Lunch from a Prepper's Pantry

  It occurred to me today as I was making lunch for my husband and I that our lunch was a good base for a blog post. It is my way of thinking that being "prepared" is not just for an event that may or may not happen in the future, but to be prepared to put food on the table and live out my chosen style of life every day.
  Here at Heart's Ease Cottage, we spend a large portion of our time and energy making our life as self sufficient, and safe from outside influences as possible. That of course starts with an eye to what a body must have to survive: water, food, protection from the elements, are a few in a long list of things we work to provide for ourselves. Today though I am going to talk about one of my husbands favorite subjects, lunch!
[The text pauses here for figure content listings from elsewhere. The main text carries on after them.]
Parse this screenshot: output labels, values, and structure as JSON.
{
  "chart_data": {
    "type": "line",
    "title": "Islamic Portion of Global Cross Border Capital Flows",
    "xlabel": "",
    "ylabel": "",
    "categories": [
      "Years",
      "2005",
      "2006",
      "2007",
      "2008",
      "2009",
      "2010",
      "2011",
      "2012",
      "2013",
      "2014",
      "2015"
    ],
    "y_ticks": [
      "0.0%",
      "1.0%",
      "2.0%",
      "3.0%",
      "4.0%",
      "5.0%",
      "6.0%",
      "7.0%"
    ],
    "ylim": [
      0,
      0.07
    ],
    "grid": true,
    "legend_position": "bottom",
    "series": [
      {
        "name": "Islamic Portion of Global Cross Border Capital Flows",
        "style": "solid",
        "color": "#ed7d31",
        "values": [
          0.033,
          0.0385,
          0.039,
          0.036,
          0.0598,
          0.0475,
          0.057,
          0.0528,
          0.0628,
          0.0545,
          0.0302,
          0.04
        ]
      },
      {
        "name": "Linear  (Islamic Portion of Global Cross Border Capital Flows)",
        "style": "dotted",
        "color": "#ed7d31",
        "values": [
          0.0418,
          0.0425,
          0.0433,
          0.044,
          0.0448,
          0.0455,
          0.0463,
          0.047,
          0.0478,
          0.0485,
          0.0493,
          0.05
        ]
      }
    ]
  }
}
  Today our lunch consisted of a sandwich and some sauerkraut and 16 oz. of good well water.. So? What is so blog worthy about that? Well, the sandwich was made with bread that was baked from Bronze Chief wheat berries, raw sunflower seeds, pumpkin seeds, and millet from our long term storage supplies. The wheat was ground in a Whisper Mills grain mill, (but we have a Country Living hand cranked grain mill attached to our counter that can be used if there is no power), and is baked in our gas oven, or in a non electric scenario, in a Dutch oven outdoors. The ingredients of the sandwich were hummus, home made from garbanzo beans that I can from our long term storage supplies, and keep on hand in the 3 month pantry for daily use. There was also yummy fresh tomatoes, Swiss chard, bell peppers, pesto basil, home made bread and butter pickles that I put up last year, romaine lettuce and red onion slices. Everything but the romaine and the red onions came from the garden this morning. The sauerkraut was made from cabbages that I harvested from our garden late in the spring and made into a naturally fermented, raw sauerkraut. Since this is a raw kraut, it is kept in the fridge instead of being canned, but will keep for months on end in the fridge, (if we don't eat it all first...), or in the event of no electricity will last a week or so out on the counter. Raw fermented foods are vital to digestive tract health, providing your body much needed enzymes and good bacteria to keep your digestive system working properly. It is an important food that is often neglected in the American diet, as is evidenced by all the gastric/intestinal problems and overall ill health that Americans suffer with. So especially for crisis mode food preps, it is a key element to staying well and at our physical best.
 Today's lunch is just a simple example of the way we use our prepping efforts not only for the future, but for today.